By Keith Aitken in Edinburgh | 20 September 2012

Scottish Finance Secretary John Swinney is to end the public sector pay freeze and boost capital spending, he announced today in his draft Budget for 2013/14.

John Swinney delivers the Scottish Budget
Photo: PA
Pay for government staff will rise by an average of 1% from next March, with proportionately more for those earning under £21,000 a year, and nothing for those earning above £80,000.

The assumption is that local authority employees will be able to negotiate similar increases, though there is no indication that this will be centrally funded. Almost £1bn has been shifted out of council budgets because of the centralisation of police and fire and rescue services.

Capital spending on construction, skills and green energy will rise by £180m over the next two years, but at the cost of tough constraints on revenue spending. Prominent among the new investments are £40m for affordable housing and £17m for the college sector, in both cases partially restoring politically unpopular cuts made last year.

There will also be an £80m acceleration of the programme to build and renovate schools using the non-profit distributing funding model, recruitment incentives for smaller companies to hire young unemployed people, the creation of an Energy Skills Academy and packages of investment in home insulation, athletics, cycling infrastructure, hybrid buses, tourism and maintaining historic buildings.

Swinney reaffirmed commitments to free personal care, free higher education, free prescriptions and the living wage, and to maintain the Scottish Government’s promise of no compulsory redundancies of its employees.

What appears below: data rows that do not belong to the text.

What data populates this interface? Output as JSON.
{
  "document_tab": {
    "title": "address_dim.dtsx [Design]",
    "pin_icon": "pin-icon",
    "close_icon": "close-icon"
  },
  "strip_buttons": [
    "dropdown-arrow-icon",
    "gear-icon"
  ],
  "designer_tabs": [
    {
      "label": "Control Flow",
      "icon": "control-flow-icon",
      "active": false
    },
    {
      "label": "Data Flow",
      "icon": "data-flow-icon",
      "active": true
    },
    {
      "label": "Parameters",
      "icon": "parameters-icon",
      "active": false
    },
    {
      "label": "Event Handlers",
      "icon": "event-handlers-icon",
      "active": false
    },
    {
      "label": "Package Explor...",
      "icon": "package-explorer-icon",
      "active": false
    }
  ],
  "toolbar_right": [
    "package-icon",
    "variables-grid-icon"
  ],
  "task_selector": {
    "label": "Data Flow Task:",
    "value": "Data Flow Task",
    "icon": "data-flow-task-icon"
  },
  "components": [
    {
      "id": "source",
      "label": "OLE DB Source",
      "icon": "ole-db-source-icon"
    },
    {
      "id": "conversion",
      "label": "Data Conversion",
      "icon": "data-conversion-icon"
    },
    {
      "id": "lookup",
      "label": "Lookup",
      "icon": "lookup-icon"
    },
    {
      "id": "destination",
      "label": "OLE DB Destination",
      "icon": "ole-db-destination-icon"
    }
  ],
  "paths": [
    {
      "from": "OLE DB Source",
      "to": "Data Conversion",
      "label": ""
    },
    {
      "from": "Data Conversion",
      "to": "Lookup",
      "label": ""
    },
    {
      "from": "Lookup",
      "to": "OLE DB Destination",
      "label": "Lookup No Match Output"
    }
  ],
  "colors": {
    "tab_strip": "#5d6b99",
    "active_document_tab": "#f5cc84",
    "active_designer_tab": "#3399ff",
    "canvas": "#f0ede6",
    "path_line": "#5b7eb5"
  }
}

The increases in capital plans reflect squeezes across the board on revenue budgets including a £45m cut in lending to Scottish Water and continuing efficiencies driven by the Scottish Futures Trust, which was set up to find more cost-effective ways of investing in infrastructure.

Swinney urged the UK coalition government to commit to economic stimulus, given that output forecasts for the current year now ranged between 0.2% and –0.7%, against the 2.8% growth originally projected. ‘We are doing everything we can to support growth, public services and opportunities for the future, but the UK government needs to realise that more needs to be done,’ he said.

In angry Holyrood exchanges, Labour’s Ken Mackintosh accused Swinney of ‘passing the buck’ by blaming the stringencies on Westminster, and funding his capital spend by forcing cuts in local authority services. Gavin Brown for the Tories claimed that Scotland’s funding from Westminster had risen in cash terms.

The Liberal Democrats’ Willie Rennie called the package ‘timid’, while Patrick Harvie for the Scottish Greens said it was a budget the Tories would be proud of.

Kevin Keenan, finance spokesman at the Convention of Scottish Local Authorities, said there were few surprises, but that local authorities would want further talks with Swinney ahead before issues such as welfare reform would start to be felt in 2014/15.

Glasgow University’s Centre for Public Policy for Regions calculates that the Scottish budget will fall by 18% in real terms by 2016/17.

The CPPR estimates that around half the overall cuts – a third of the revenue cuts, and three-quarters of the capital budget reduction – will be completed by the end of the current fiscal year, but warns that some areas of spending face further uncertainty, notably on health, where Scotland has refused to follow English funding reforms.